1. 功能1 小文件输入。为表明程序能跑，结果真实而不是迫害老五，请他亲自键
盘在控制台下输入命令。

效果截图：

重点难点：

（1）文件读取

/**传入txt路径读取txt文件
     * @param txtPath
     * @return 返回读取到的内容
     */
    public static String readTxt(String txtPath) {
        File file = new File(txtPath);
        if(file.isFile() && file.exists()){
            try {
                FileInputStream fileInputStream = new FileInputStream(file);
                InputStreamReader inputStreamReader = new InputStreamReader(fileInputStream);
                BufferedReader bufferedReader = new BufferedReader(inputStreamReader);
                StringBuffer sb = new StringBuffer();
                String text = null;
                while((text = bufferedReader.readLine()) != null){
                    sb.append(text);
                    sb.append('
');  //增加换行符
                }
                return sb.toString();
            } catch (Exception e) {
                e.printStackTrace();
            }
        }else{
            System.out.println("File not exist");
        }
        return null;
    }

（2）文本处理分割，次数统计

①首先将所有大写换小写，用非单词符来做分割，分割出来的就是一个个单词。
②用Map键值对来存储单词与相应的次数。
③使用set集合，利用set的不可重复性，统计单词总数，则不会出现重复现象。

　　　　 content = content.toLowerCase();//将所有大写换小写
        String[] words = content.split("\W+");//用非单词符来做分割，分割出来的就是一个个单词
        length = words.length;
        HashMap<String, Integer > hashMap = new HashMap<String,Integer>();
        Set<String> set = new HashSet<>();//keySet将Map中所有的键存入到set集合中
        for(String word : words){
            if(word != " "){
                if(set.contains(word)){ // 如果这个单词已经存在,单词次数加1，重新存放
                    Integer number = hashMap.get(word);
                    number++;
                    hashMap.put(word, number); //重新放一个相同的key,会自动覆盖value
                }else{
                    hashMap.put(word, 1);//在map,set中存放此单词
                    set.add(word);
                }
            }

        }
        sum = set.size();//单词总数
        System.out.println("total " + sum + " words");

2.功能2 支持命令行输入英文作品的文件名，请老五亲自录入。

效果截图：

重点/难点：

（1）拼接含空格的文件名称，循环参数时，通过空格连接，注意最后使用trim去除文件名末尾的空格。

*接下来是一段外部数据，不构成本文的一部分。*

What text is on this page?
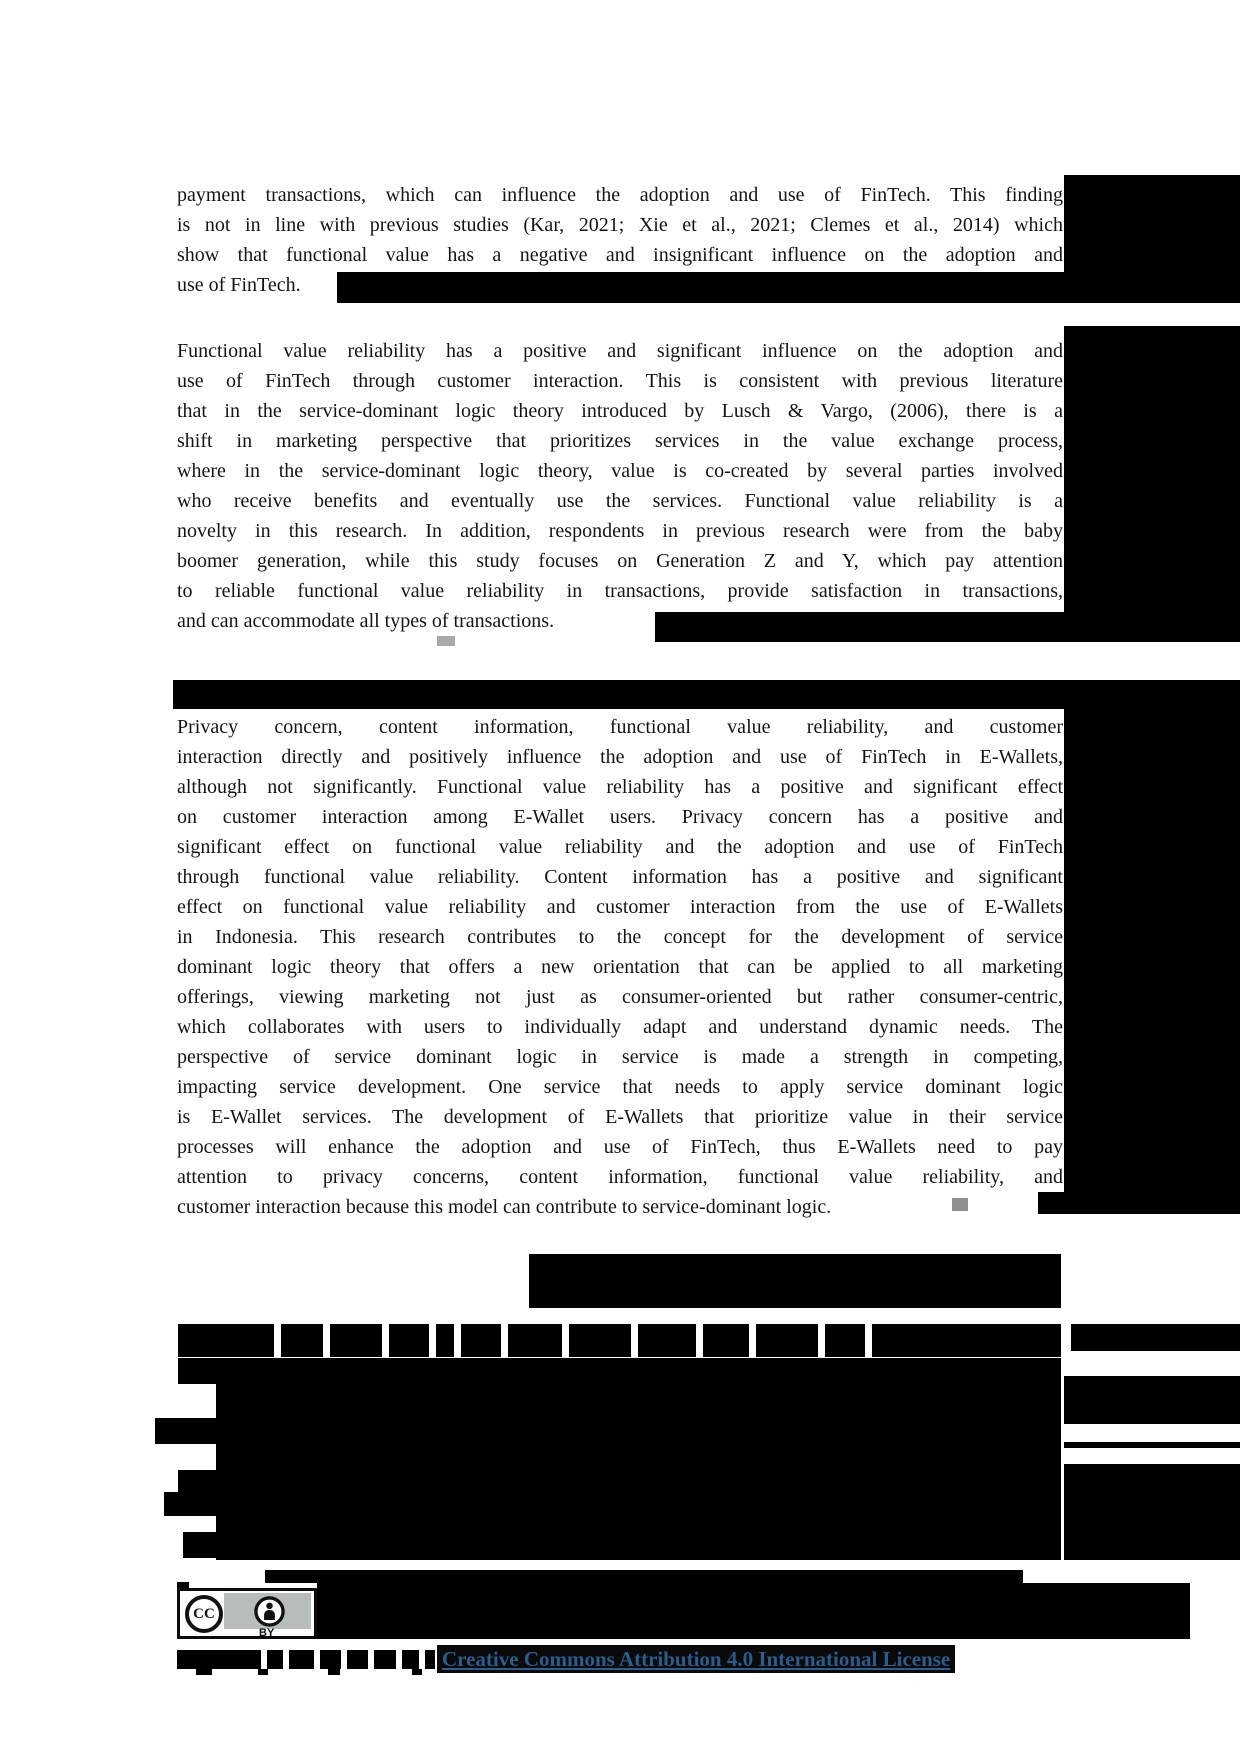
payment transactions, which can influence the adoption and use of FinTech. This finding
is not in line with previous studies (Kar, 2021; Xie et al., 2021; Clemes et al., 2014) which
show that functional value has a negative and insignificant influence on the adoption and
use of FinTech.
Functional value reliability has a positive and significant influence on the adoption and
use of FinTech through customer interaction. This is consistent with previous literature
that in the service-dominant logic theory introduced by Lusch & Vargo, (2006), there is a
shift in marketing perspective that prioritizes services in the value exchange process,
where in the service-dominant logic theory, value is co-created by several parties involved
who receive benefits and eventually use the services. Functional value reliability is a
novelty in this research. In addition, respondents in previous research were from the baby
boomer generation, while this study focuses on Generation Z and Y, which pay attention
to reliable functional value reliability in transactions, provide satisfaction in transactions,
and can accommodate all types of transactions.
Privacy concern, content information, functional value reliability, and customer
interaction directly and positively influence the adoption and use of FinTech in E-Wallets,
although not significantly. Functional value reliability has a positive and significant effect
on customer interaction among E-Wallet users. Privacy concern has a positive and
significant effect on functional value reliability and the adoption and use of FinTech
through functional value reliability. Content information has a positive and significant
effect on functional value reliability and customer interaction from the use of E-Wallets
in Indonesia. This research contributes to the concept for the development of service
dominant logic theory that offers a new orientation that can be applied to all marketing
offerings, viewing marketing not just as consumer-oriented but rather consumer-centric,
which collaborates with users to individually adapt and understand dynamic needs. The
perspective of service dominant logic in service is made a strength in competing,
impacting service development. One service that needs to apply service dominant logic
is E-Wallet services. The development of E-Wallets that prioritize value in their service
processes will enhance the adoption and use of FinTech, thus E-Wallets need to pay
attention to privacy concerns, content information, functional value reliability, and
customer interaction because this model can contribute to service-dominant logic.
CC
BY
Creative Commons Attribution 4.0 International License
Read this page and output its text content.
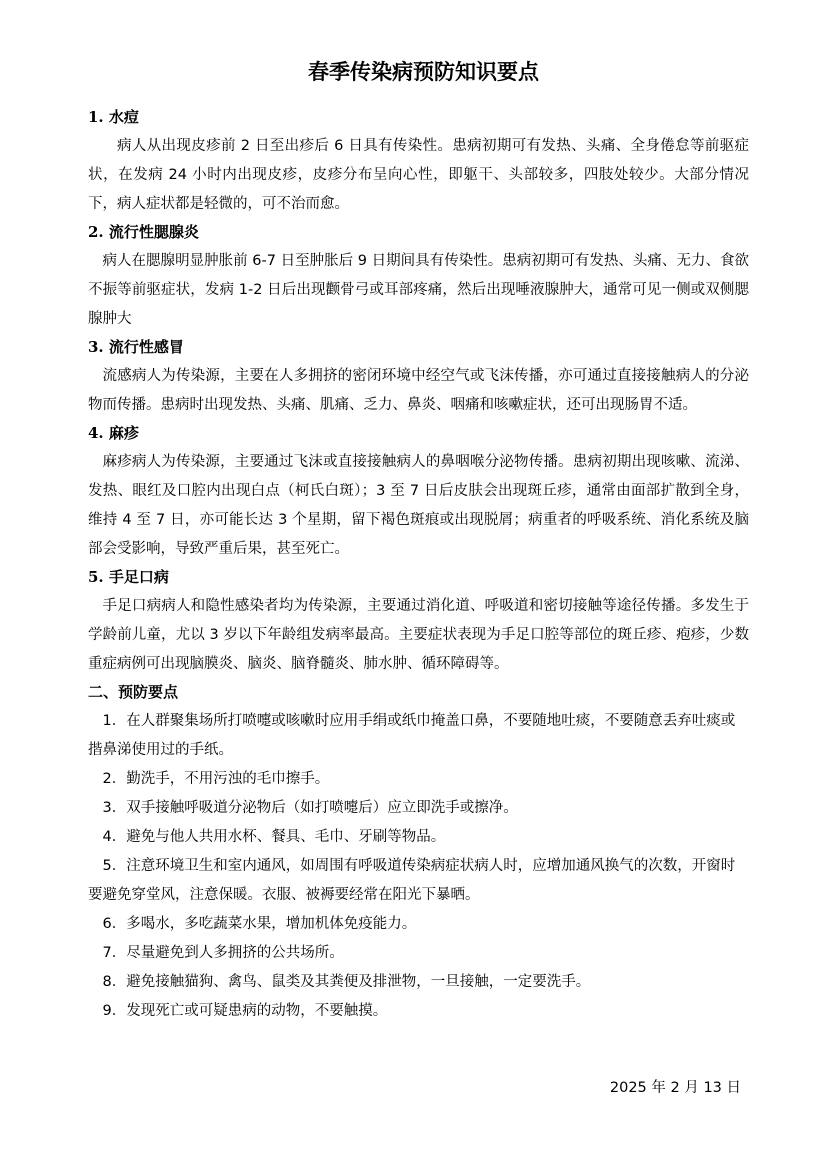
春季传染病预防知识要点
1. 水痘

病人从出现皮疹前 2 日至出疹后 6 日具有传染性。患病初期可有发热、头痛、全身倦怠等前驱症状，在发病 24 小时内出现皮疹，皮疹分布呈向心性，即躯干、头部较多，四肢处较少。大部分情况下，病人症状都是轻微的，可不治而愈。

2. 流行性腮腺炎

病人在腮腺明显肿胀前 6-7 日至肿胀后 9 日期间具有传染性。患病初期可有发热、头痛、无力、食欲不振等前驱症状，发病 1-2 日后出现颧骨弓或耳部疼痛，然后出现唾液腺肿大，通常可见一侧或双侧腮腺肿大

3. 流行性感冒

流感病人为传染源，主要在人多拥挤的密闭环境中经空气或飞沫传播，亦可通过直接接触病人的分泌物而传播。患病时出现发热、头痛、肌痛、乏力、鼻炎、咽痛和咳嗽症状，还可出现肠胃不适。

4. 麻疹

麻疹病人为传染源，主要通过飞沫或直接接触病人的鼻咽喉分泌物传播。患病初期出现咳嗽、流涕、发热、眼红及口腔内出现白点（柯氏白斑）；3 至 7 日后皮肤会出现斑丘疹，通常由面部扩散到全身，维持 4 至 7 日，亦可能长达 3 个星期，留下褐色斑痕或出现脱屑；病重者的呼吸系统、消化系统及脑部会受影响，导致严重后果，甚至死亡。

5. 手足口病

手足口病病人和隐性感染者均为传染源，主要通过消化道、呼吸道和密切接触等途径传播。多发生于学龄前儿童，尤以 3 岁以下年龄组发病率最高。主要症状表现为手足口腔等部位的斑丘疹、疱疹，少数重症病例可出现脑膜炎、脑炎、脑脊髓炎、肺水肿、循环障碍等。

二、预防要点
1．在人群聚集场所打喷嚏或咳嗽时应用手绢或纸巾掩盖口鼻，不要随地吐痰，不要随意丢弃吐痰或揩鼻涕使用过的手纸。
2．勤洗手，不用污浊的毛巾擦手。
3．双手接触呼吸道分泌物后（如打喷嚏后）应立即洗手或擦净。
4．避免与他人共用水杯、餐具、毛巾、牙刷等物品。
5．注意环境卫生和室内通风，如周围有呼吸道传染病症状病人时，应增加通风换气的次数，开窗时要避免穿堂风，注意保暖。衣服、被褥要经常在阳光下暴晒。
6．多喝水，多吃蔬菜水果，增加机体免疫能力。
7．尽量避免到人多拥挤的公共场所。
8．避免接触猫狗、禽鸟、鼠类及其粪便及排泄物，一旦接触，一定要洗手。
9．发现死亡或可疑患病的动物，不要触摸。
2025 年 2 月 13 日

（此代码为本程序主函数中的功能判断选择）

　　　　if (length > 0) {
            if (length == 1) {
                if("-s".equals(args[0])) { //判断是否为重定向输入
                    Scanner scanner = new Scanner(System.in);
                    String content  = scanner.nextLine();
                    countBigTxt(content);
                }else{
                    path = basicPath + directoryPath + args[0];
                    File file = new File(path);
                    if (file.isDirectory()) {
                        List<File> files = getFiles(file);
                        for (File subFile : files) {
                            String content = readTxt(subFile.getAbsolutePath());
                            if (content.length() > 0) {
                                System.out.println(subFile.getName());
                                countBigTxt(content);
                                System.out.println("----");
                            }
                        }
                    } else {
                        path = basicPath + directoryPath + args[0] + ".txt";
                        flag = true; //是文件
                    }
                }
            } else if (length > 1) {

                flag = true; //是文件
                String fileName = "";
                int i = 0, j;
                if("-s".equals(args[0])){
                    i = 1;
                }
                for (j = i; j < length; j++) { //拼接含空格的文件
                    fileName = fileName + args[j];
                    fileName = fileName + " ";
                }
                fileName = fileName.trim(); //去末尾空格
                if("-s".equals(args[0])){
                    path = basicPath + directoryPath + fileName;
                }else{
                    path = basicPath + directoryPath + fileName + ".txt";
                }
            }
            if (flag) {
                String content = readTxt(path);
                if (content.length() > 0) {
                    countBigTxt(content);
                }
            }
        }

3.功能3 支持命令行输入存储有英文作品文件的目录名，批量统计。因为单词量巨大，只列出出现次数最多的10个单词。

效果截图：

重点/难点：

（1）判断输入的是文件名还是目录。若是目录，则读取目录下的全部内容，分别进行统计。

/**读取文件夹下所有文件名
     * @param file
     */
    public static List<File> getFiles(File file){
        List<File> files = new ArrayList<>();
        File[] subFiles = file.listFiles();
        for(File f : subFiles){
            files.add(f);
        }
        return files;
    }

　　　　　　if(file.isDirectory()){
                    List<File> files = getFiles(file);
                    for (File  subFile : files){
                        String content = readTxt(subFile.getAbsolutePath());
                        if(content.length() > 0) {
                            System.out.println(subFile.getName());
                            countBigTxt(content);
                            System.out.println("----");
                        }
                    }
                }else if(file.isFile()){
                    flag = true; //是文件
                }
　　　　　　　　}

（2）列出出现次数最多的10个单词将map根据其中每个value值大小进行从大到小排序。使用Collections.sort函数，重写compare方法。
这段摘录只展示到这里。